Vénus Khoury-Ghata : ses superstitions, ses hantises et ses hommes

LOrientLeJour - 16/04
C’est l’histoire d’une femme qui a traversé les décennies. Des décennies de guerre, d’abandon, de mort. L’histoire d’une femme qui a traversé les villes, les continents, pour écrire, raconter,...

C’est l’histoire d’une femme qui a traversé les décennies. Des décennies de guerre, d’abandon, de mort. L’histoire d’une femme qui a traversé les villes, les continents, pour écrire, raconter, dénoncer, aller à la rencontre des gens. C’est l’histoire d’une femme qui a connu de grands succès et de grands drames. Cette femme, dont Paris a fait une grande écrivaine, a reçu, le 11 avril, l’une des plus hautes distinctions de l’État français : la médaille de grand officier de l’ordre national du Mérite, remise en personne par le président Emmanuel Macron. Avec toujours ce sentiment qui la harcèle : la culpabilité.

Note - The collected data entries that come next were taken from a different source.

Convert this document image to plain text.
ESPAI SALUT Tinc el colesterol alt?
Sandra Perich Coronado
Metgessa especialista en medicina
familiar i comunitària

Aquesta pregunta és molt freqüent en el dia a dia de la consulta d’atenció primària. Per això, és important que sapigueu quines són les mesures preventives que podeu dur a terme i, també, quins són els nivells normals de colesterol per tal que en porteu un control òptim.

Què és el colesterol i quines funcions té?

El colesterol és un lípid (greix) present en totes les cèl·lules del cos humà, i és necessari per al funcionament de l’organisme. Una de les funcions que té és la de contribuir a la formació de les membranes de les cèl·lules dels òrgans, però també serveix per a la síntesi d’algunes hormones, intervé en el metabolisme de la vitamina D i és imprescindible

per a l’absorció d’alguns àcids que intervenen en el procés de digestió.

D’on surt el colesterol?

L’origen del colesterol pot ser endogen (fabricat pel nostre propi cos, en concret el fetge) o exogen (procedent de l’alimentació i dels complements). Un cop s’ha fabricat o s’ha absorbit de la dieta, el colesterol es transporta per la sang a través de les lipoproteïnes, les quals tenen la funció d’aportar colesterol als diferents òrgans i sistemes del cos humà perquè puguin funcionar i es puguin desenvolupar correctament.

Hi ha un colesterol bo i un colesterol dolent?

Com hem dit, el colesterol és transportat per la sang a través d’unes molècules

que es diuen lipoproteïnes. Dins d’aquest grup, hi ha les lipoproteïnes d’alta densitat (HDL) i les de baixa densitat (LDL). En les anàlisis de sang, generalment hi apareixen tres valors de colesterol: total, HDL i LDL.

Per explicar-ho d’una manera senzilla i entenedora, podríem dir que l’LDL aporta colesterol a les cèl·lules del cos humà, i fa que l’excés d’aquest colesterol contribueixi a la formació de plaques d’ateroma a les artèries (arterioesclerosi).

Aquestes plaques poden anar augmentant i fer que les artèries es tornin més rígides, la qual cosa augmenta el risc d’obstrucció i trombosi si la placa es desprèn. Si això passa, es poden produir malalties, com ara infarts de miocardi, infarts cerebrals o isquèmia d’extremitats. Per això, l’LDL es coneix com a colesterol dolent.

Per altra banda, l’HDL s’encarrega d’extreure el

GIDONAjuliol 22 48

« Je ne fais que tomber », lâche-t-elle lors d’un entretien avec L’Orient-Le Jour. C’est peut-être pour payer le succès que j’ai eu pendant ma vie et que je ne méritais pas. » Des dizaines de romans, des dizaines de recueils de poésie, traduits dans des dizaines de langues. Des dizaines de prix littéraires, dont les prestigieux Apollinaire (pour Les Ombres et leurs cris, 1980), Goncourt (de poésie pour l’ensemble de son œuvre, 2011) et Renaudot (pour La Fiancée était à dos d’âne, 2015). Mais la grande dame de lettres ne se défait jamais de cette modestie qui la rend attachante. Comme si elle avait raté quelque chose.

Loin du Liban

Il y a tout d’abord ce sentiment de culpabil...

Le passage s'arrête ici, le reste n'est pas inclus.